Dohál Matúš, Porvazník Igor, Solovič Ivan, Mokrý Juraj
Biomedical Centre Martin, Jessenius Faculty of Medicine in Martin, Comenius University in Bratislava, Martin, Slovakia.
National Institute of Tuberculosis, Lung Diseases and Thoracic Surgery, Vyšné Hágy, Slovakia.
Front Microbiol. 2023 Oct 4;14:1225438. doi: 10.3389/fmicb.2023.1225438. eCollection 2023.

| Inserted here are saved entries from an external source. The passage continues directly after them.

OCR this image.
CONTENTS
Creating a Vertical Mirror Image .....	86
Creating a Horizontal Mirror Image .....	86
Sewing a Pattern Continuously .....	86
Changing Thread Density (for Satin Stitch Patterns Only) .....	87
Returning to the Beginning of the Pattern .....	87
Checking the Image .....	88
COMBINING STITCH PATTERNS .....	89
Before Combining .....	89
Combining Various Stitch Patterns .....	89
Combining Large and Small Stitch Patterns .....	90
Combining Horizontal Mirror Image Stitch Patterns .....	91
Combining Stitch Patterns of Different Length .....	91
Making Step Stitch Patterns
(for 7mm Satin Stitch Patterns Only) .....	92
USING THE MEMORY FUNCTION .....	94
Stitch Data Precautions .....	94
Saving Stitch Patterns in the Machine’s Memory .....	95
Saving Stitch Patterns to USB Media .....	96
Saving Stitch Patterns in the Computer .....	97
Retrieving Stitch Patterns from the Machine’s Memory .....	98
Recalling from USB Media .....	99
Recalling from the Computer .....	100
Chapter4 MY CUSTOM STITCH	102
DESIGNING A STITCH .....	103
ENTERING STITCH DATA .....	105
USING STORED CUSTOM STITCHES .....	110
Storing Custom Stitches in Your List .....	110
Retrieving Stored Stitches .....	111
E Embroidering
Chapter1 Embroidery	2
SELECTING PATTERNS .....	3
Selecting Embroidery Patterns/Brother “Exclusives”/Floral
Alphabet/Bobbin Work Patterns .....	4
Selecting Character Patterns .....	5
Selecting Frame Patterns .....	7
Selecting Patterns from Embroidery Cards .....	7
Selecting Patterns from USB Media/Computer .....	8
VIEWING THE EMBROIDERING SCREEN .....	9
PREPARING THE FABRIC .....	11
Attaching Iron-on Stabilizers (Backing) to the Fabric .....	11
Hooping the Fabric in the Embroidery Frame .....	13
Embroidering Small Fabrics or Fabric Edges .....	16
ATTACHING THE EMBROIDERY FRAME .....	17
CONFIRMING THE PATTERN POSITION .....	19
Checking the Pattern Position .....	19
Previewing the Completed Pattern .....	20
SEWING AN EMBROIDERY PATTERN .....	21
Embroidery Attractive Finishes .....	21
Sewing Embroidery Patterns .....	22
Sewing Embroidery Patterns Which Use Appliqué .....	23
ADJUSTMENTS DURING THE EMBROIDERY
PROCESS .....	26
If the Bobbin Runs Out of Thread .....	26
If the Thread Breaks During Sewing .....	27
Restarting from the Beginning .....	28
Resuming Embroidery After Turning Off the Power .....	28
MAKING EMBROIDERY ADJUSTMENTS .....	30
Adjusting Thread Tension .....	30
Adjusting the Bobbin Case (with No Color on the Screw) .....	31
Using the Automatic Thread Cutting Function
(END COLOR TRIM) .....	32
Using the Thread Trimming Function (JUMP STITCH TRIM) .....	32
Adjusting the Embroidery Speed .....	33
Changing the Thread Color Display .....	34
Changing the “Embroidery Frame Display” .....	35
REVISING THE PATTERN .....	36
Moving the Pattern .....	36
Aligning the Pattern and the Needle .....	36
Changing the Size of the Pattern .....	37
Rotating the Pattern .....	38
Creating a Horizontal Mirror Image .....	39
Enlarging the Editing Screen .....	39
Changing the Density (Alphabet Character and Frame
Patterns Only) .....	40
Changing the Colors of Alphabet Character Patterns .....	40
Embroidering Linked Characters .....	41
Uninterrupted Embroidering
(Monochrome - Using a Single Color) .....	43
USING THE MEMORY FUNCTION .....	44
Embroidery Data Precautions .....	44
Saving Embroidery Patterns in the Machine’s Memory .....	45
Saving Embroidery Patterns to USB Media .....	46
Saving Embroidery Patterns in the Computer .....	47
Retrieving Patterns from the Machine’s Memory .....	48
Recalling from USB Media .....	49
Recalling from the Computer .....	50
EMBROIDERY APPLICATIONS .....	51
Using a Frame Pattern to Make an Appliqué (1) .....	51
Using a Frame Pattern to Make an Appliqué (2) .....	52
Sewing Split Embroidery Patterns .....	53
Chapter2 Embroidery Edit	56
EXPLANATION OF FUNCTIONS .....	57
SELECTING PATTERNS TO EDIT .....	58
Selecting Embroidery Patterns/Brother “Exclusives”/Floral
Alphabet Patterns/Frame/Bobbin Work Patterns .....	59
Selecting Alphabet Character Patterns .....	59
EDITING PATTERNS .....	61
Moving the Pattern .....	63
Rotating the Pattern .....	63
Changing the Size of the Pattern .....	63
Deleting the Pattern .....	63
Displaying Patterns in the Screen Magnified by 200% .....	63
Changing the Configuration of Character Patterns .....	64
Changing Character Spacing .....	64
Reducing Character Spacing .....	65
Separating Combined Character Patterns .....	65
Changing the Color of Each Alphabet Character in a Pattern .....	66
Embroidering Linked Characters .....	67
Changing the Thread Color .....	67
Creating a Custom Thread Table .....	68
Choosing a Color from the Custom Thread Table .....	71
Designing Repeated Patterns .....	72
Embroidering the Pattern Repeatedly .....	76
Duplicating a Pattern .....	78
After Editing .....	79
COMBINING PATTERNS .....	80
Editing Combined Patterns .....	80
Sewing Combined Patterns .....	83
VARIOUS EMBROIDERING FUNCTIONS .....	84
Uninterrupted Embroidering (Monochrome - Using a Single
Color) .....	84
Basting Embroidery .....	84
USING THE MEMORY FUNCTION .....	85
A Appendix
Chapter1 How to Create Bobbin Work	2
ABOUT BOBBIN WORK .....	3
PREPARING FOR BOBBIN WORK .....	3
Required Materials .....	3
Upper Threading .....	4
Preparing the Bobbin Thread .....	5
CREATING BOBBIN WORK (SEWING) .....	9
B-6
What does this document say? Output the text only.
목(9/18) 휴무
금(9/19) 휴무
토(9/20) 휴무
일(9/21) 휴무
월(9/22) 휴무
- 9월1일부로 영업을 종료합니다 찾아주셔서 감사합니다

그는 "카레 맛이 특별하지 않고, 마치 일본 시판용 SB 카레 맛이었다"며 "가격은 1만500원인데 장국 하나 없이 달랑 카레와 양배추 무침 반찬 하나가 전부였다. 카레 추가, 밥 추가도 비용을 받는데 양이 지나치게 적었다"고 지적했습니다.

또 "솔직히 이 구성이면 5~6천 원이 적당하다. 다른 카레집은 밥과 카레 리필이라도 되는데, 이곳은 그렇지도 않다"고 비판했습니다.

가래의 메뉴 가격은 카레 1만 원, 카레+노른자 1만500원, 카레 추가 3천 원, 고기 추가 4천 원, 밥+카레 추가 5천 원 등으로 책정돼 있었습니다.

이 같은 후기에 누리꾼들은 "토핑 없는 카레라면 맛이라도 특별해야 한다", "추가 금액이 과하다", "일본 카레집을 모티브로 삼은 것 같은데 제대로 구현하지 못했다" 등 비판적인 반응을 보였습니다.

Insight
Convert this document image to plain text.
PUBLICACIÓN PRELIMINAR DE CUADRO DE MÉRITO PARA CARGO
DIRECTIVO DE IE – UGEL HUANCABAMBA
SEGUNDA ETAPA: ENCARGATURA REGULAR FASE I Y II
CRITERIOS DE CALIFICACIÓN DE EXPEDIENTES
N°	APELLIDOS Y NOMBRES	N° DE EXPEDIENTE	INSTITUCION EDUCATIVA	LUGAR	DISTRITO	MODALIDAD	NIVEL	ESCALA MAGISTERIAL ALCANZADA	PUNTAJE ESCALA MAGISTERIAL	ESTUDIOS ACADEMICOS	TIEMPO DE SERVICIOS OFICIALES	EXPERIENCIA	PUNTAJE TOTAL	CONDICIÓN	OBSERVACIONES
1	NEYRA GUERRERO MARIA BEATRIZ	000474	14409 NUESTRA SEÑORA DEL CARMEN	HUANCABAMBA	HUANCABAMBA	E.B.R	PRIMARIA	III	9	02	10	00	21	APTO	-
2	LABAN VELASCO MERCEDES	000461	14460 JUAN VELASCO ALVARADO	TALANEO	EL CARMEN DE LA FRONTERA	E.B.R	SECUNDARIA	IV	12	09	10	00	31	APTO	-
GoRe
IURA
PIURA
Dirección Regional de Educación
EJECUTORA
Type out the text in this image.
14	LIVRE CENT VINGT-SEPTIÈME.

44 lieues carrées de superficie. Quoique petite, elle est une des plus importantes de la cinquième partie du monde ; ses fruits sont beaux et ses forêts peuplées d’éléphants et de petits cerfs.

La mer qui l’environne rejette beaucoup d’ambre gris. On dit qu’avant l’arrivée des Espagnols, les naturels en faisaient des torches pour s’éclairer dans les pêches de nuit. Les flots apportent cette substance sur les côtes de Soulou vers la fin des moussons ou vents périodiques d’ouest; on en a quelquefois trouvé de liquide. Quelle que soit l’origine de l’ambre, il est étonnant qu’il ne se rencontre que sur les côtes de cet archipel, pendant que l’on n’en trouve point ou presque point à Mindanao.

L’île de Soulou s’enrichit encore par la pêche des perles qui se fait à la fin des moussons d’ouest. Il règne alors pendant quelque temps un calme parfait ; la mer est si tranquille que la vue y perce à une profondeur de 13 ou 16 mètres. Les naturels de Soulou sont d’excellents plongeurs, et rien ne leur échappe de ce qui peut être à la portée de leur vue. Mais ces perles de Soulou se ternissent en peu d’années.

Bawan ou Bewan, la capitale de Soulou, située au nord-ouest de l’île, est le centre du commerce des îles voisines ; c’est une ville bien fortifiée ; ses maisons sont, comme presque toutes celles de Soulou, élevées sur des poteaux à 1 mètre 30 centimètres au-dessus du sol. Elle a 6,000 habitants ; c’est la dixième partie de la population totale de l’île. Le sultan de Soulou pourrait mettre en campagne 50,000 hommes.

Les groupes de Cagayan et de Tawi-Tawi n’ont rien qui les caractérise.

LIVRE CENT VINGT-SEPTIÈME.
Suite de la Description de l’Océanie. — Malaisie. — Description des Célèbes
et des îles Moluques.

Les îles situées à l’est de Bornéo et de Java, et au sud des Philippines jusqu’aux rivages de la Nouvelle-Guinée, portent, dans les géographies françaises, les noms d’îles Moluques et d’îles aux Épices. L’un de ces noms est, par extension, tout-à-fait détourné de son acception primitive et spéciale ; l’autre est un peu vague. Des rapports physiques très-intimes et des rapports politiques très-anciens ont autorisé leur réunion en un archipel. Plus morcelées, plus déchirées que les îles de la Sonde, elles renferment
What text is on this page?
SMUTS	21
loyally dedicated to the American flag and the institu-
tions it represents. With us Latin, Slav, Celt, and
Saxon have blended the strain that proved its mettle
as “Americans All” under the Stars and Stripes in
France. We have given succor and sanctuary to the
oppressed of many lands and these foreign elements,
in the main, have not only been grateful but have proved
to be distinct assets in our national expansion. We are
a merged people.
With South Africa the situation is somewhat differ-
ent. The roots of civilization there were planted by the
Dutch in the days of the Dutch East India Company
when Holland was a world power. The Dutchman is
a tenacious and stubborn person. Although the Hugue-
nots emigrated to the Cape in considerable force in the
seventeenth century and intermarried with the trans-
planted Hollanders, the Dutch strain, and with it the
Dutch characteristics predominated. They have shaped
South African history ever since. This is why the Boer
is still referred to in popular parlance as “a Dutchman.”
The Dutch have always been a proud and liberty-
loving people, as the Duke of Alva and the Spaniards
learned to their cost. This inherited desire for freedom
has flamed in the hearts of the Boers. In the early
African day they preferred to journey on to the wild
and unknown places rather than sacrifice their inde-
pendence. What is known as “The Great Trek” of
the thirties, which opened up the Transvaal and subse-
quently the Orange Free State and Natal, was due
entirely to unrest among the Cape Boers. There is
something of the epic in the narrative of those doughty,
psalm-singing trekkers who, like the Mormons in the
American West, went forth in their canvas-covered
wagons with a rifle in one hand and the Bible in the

Tuberculosis is a major global health issue, with approximately 10 million people falling ill and 1.4 million dying yearly. One of the most significant challenges to public health is the emergence of drug-resistant tuberculosis. For the last half-century, treating tuberculosis has adhered to a uniform management strategy in most patients. However, treatment ineffectiveness in some individuals with pulmonary tuberculosis presents a major challenge to the global tuberculosis control initiative. Unfavorable outcomes of tuberculosis treatment (including mortality, treatment failure, loss of follow-up, and unevaluated cases) may result in increased transmission of tuberculosis and the emergence of drug-resistant strains. Treatment failure may occur due to drug-resistant strains, non-adherence to medication, inadequate absorption of drugs, or low-quality healthcare. Identifying the underlying cause and adjusting the treatment accordingly to address treatment failure is important. This is where approaches such as artificial intelligence, genetic screening, and whole genome sequencing can play a critical role. In this review, we suggest a set of particular clinical applications of these approaches, which might have the potential to influence decisions regarding the clinical management of tuberculosis patients.
结核病是一个重大的全球健康问题,每年约有1000万人患病,140万人死亡。对公共卫生最重大的挑战之一是耐药结核病的出现。在过去的半个世纪里,大多数患者治疗结核病一直遵循统一的管理策略。然而,一些肺结核患者治疗无效对全球结核病控制倡议构成了重大挑战。结核病治疗的不良结果(包括死亡率、治疗失败、失访和未评估病例)可能导致结核病传播增加和耐药菌株的出现。治疗失败可能由于耐药菌株、不坚持用药、药物吸收不足或医疗质量低下而发生。识别潜在原因并相应调整治疗以解决治疗失败问题很重要。这就是人工智能、基因筛查和全基因组测序等方法可以发挥关键作用的地方。在本综述中,我们提出了这些方法的一系列特定临床应用,它们可能有潜力影响结核病患者临床管理的决策。